Some OEMs might be resistant to offering high-memory servers at commodity pricing, since this might cut into their high-end server margins. But if more system vendors offer MetaRAM-based systems, it would be difficult for their competitors to resist, especially in the highly price-sensitive x86 server market.
The MetaRAM chipset is plug compatible with any DDR2-compliant memory controller and has been qualified for both Opteron and Xeon chipsets. Currently, the MetaRAM hardware will end up mostly in AMD Opteron-based systems, since DDR2 memory controllers are standard issue there.
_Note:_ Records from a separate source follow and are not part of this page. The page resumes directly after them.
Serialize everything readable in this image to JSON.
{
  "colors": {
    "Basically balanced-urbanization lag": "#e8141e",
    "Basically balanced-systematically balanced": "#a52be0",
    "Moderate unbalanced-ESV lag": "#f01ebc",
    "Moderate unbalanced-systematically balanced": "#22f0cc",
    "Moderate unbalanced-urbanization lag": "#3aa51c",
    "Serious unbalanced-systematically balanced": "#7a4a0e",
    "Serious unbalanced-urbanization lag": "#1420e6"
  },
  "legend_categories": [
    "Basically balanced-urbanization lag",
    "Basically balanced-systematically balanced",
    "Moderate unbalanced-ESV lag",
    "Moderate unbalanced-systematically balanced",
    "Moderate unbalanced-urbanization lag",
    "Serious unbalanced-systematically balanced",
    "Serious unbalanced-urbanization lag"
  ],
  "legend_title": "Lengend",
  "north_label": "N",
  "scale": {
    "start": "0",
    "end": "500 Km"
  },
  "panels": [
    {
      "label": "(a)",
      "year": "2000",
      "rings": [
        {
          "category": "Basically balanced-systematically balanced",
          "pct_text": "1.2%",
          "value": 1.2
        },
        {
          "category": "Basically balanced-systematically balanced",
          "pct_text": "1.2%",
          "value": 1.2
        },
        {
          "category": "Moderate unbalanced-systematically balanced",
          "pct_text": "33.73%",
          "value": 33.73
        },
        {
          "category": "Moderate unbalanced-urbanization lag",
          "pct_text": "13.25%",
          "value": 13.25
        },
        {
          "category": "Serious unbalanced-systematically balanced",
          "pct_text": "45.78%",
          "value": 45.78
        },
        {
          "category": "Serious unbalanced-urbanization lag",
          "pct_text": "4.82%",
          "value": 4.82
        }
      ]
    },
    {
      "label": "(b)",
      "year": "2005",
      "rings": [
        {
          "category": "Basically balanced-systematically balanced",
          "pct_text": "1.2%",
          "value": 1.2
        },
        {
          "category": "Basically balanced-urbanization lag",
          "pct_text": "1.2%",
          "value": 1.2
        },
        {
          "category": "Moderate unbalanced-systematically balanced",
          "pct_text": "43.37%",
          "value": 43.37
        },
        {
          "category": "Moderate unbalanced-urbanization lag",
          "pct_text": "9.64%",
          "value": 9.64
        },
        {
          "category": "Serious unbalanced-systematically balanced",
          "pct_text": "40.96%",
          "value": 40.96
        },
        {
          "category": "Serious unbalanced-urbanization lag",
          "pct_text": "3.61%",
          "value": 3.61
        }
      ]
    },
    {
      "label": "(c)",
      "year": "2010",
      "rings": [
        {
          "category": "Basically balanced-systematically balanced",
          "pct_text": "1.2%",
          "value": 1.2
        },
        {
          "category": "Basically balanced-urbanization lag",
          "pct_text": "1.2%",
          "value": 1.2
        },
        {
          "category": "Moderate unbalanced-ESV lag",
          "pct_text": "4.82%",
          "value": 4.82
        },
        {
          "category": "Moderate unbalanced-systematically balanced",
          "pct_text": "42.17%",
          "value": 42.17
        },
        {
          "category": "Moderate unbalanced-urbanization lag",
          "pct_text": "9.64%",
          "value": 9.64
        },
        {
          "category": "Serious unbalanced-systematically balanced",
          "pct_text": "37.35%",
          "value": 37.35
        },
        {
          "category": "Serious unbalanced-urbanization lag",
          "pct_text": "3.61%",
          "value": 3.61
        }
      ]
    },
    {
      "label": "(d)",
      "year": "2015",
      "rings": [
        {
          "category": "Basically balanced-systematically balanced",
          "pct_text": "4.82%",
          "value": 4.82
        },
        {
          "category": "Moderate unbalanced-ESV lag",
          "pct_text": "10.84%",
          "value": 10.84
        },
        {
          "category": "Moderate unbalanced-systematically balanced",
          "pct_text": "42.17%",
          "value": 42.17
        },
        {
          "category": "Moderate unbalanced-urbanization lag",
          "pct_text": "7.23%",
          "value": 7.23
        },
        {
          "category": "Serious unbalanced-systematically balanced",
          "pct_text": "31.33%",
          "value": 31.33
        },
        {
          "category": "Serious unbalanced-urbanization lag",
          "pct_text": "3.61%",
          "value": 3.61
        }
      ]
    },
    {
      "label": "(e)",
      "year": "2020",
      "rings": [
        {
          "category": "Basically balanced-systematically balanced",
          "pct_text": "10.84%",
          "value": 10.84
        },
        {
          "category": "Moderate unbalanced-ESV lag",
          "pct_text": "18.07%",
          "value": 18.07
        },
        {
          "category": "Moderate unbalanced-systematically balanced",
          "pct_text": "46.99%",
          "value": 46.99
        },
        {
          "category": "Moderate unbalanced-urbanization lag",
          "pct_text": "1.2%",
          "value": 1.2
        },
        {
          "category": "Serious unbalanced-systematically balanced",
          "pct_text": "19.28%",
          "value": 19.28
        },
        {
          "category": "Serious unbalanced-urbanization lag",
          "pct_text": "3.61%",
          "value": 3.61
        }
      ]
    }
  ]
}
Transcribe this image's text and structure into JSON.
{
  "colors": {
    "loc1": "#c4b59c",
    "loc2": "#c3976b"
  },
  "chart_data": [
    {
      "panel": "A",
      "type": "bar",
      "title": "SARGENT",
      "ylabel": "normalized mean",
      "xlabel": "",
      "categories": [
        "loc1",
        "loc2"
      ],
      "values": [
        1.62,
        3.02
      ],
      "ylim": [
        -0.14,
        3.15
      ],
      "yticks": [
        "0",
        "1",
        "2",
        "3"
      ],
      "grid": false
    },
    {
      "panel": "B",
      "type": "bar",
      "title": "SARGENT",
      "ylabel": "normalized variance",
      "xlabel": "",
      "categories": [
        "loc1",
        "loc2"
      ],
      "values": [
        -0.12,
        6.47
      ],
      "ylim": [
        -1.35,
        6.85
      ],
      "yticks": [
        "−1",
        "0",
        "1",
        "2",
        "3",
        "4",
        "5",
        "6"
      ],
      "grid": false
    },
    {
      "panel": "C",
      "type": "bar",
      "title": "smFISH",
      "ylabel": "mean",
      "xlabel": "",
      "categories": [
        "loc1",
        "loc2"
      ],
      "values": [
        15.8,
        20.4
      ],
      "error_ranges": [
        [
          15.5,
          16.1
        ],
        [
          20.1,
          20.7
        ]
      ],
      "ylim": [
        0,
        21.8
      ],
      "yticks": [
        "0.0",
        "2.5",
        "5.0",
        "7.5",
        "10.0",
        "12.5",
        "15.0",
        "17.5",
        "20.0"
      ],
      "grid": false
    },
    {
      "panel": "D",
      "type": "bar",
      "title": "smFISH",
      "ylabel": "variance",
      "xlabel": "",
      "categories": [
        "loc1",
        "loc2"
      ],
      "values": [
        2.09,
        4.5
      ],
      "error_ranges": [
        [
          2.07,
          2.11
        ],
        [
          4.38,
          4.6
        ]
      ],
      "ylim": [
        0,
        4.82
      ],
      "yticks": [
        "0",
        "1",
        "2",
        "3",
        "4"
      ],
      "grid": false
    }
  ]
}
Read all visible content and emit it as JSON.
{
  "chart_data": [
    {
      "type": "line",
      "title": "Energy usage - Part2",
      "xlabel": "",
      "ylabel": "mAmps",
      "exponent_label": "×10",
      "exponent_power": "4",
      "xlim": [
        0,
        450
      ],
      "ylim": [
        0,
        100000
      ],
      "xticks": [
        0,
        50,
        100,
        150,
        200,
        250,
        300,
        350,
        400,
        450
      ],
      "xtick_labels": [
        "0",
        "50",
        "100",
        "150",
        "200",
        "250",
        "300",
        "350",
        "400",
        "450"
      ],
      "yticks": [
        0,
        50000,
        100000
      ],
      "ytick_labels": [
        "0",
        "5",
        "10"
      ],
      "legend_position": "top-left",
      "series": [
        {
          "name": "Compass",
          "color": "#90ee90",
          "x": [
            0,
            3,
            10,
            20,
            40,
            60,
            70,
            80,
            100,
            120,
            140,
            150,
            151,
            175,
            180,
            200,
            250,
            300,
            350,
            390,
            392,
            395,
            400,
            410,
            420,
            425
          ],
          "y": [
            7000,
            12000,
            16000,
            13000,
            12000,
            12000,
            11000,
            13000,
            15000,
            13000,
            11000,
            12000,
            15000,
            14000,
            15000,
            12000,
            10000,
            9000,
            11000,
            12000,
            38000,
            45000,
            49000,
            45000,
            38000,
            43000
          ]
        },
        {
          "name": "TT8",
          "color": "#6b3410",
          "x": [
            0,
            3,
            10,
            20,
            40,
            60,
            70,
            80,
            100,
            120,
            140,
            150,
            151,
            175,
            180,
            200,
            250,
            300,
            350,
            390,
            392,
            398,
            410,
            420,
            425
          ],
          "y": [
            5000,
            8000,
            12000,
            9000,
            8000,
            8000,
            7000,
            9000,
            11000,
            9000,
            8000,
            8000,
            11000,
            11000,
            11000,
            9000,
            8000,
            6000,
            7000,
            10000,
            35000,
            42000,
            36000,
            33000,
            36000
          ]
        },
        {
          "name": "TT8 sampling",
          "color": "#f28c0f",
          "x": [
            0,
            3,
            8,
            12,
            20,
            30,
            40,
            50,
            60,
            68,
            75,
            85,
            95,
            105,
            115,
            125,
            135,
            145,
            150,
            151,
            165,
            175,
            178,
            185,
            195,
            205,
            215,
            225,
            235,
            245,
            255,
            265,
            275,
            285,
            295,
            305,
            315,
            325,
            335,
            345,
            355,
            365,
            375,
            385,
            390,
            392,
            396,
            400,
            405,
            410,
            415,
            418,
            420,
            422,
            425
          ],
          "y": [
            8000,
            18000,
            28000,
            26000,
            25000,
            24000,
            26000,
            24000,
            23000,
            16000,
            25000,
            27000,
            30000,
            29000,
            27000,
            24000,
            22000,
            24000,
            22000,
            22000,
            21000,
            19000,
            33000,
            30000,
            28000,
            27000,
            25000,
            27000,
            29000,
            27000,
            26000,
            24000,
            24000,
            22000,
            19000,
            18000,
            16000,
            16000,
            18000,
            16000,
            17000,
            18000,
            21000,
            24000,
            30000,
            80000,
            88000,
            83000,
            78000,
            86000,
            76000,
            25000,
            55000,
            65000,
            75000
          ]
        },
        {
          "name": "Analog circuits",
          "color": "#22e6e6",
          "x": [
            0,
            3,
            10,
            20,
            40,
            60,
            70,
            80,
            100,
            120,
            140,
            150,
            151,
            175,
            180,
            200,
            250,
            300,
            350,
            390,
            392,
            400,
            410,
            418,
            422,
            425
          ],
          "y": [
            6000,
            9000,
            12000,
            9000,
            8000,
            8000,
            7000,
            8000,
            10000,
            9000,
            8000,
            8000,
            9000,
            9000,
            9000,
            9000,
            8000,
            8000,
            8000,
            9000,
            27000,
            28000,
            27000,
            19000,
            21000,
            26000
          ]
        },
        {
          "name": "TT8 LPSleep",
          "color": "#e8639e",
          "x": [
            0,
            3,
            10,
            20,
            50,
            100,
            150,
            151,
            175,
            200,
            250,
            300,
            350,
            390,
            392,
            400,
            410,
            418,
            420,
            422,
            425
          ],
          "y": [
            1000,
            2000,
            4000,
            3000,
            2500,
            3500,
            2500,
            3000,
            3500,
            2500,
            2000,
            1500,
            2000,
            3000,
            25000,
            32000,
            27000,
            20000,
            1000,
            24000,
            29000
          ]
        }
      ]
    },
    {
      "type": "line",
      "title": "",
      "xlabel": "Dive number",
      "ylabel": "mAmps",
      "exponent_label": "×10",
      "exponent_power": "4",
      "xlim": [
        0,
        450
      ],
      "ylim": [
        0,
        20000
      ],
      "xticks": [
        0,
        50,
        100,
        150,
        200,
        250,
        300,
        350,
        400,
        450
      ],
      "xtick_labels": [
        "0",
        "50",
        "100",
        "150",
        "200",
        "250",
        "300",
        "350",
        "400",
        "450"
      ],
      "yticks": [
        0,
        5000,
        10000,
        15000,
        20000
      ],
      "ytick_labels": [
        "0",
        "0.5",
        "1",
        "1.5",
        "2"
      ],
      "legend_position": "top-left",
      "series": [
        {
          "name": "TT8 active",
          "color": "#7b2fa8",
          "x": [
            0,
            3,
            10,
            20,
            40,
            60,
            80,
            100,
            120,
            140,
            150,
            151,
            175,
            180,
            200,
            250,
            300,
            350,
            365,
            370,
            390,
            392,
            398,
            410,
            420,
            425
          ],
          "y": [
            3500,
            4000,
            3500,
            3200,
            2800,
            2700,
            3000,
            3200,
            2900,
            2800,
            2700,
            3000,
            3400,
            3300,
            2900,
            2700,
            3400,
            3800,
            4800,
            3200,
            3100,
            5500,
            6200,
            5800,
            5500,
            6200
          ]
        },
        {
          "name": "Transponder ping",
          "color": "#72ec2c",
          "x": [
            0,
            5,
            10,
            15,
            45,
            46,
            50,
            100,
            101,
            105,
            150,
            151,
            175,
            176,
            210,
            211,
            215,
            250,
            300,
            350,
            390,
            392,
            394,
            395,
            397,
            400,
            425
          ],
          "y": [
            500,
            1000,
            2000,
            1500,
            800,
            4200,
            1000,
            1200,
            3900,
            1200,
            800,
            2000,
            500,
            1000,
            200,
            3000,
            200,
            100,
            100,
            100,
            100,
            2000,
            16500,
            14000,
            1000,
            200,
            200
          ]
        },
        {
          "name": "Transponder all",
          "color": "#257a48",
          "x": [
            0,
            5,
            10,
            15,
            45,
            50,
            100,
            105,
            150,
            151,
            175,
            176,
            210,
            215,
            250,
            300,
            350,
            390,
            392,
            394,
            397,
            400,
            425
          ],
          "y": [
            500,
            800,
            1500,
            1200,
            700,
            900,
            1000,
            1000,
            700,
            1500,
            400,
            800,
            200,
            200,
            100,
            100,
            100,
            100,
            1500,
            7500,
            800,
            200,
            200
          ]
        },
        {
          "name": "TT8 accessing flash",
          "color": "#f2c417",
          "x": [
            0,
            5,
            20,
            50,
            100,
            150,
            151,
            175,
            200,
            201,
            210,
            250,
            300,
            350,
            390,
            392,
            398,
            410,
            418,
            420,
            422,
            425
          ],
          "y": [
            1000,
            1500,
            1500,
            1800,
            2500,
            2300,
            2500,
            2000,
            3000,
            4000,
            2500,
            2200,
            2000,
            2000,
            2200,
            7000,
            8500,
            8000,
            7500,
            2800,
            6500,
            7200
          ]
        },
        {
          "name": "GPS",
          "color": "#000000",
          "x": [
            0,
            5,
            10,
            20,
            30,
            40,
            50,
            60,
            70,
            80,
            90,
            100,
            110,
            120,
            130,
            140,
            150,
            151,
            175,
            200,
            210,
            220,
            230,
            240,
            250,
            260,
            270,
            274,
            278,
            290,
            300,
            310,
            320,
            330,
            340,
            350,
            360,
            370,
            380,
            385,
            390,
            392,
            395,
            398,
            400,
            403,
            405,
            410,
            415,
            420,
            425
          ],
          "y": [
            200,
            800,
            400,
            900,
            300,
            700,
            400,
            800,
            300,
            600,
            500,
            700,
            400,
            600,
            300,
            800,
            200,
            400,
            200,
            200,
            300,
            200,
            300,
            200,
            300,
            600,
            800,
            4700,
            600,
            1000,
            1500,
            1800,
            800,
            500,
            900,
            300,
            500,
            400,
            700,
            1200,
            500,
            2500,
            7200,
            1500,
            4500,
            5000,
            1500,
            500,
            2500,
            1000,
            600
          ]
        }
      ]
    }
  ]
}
Intel’s relatively new 5100 MCH chipset also supports DDR2, and as time passes, more Intel chipsets are likely to switch from the power-hungry, higher latency FB-DIMMs, to parallel DDR2 memory. The original idea behind the FB-DIMM was also to provide higher capacity memory, but high power usage, added latency and chipset inflexibility have proven barriers for more widespread industry adoption.
The MetaRAM technology had to overcome a few challenges as well. The chipset does add some additional latency compared to directly connected DDR2 memory. But according to MetaRAM tests, latency increases only a percent or two in a four-socket system — much less than an FB-DIMM. For memory-bound applications, the company expects any small rise in latency to be dwarfed by an average increase of between 20 and 30 percent in overall performance.
The biggest hurdle that the MetaRAM had to address was power usage. By doubling or quadrupling the number of 1 Gbit DRAMs on the DIMM and adding the extra chipset, they had to find a way to keep power usage in the same neighborhood of a low-memory DIMM. This is accomplished via their “WakeOnUse” technology, which sends power only to DRAM elements that are being accessed, while putting the rest of memory to sleep. It’s a little like turning the lights on in a house as someone walks from room to room, while switching off the lights in the remainder of the house. Rajan claims this yields about 30 percent greater power-efficiency on a watts per gigabyte basis.
According to Weber and Rajan, the MetaRAM technology accelerates affordable memory capacity by two to four years, and will ride commodity memory to stay ahead of the curve. While 1 Gbit DRAMs currently represent the best price-capacity memory today, by 2010, 2 Gbit DRAMs will be the volume solution, and by 2013, 4 Gbit devices should start to show up. MetaRAM also intends to modify the chipset to support DDR3 memory, when that technology goes mainstream.
“I think for the next five to eight years, we see a clear path ahead of us,” says Rajan. “It is our belief as time progresses that our technology will become more and more critical for the server market.”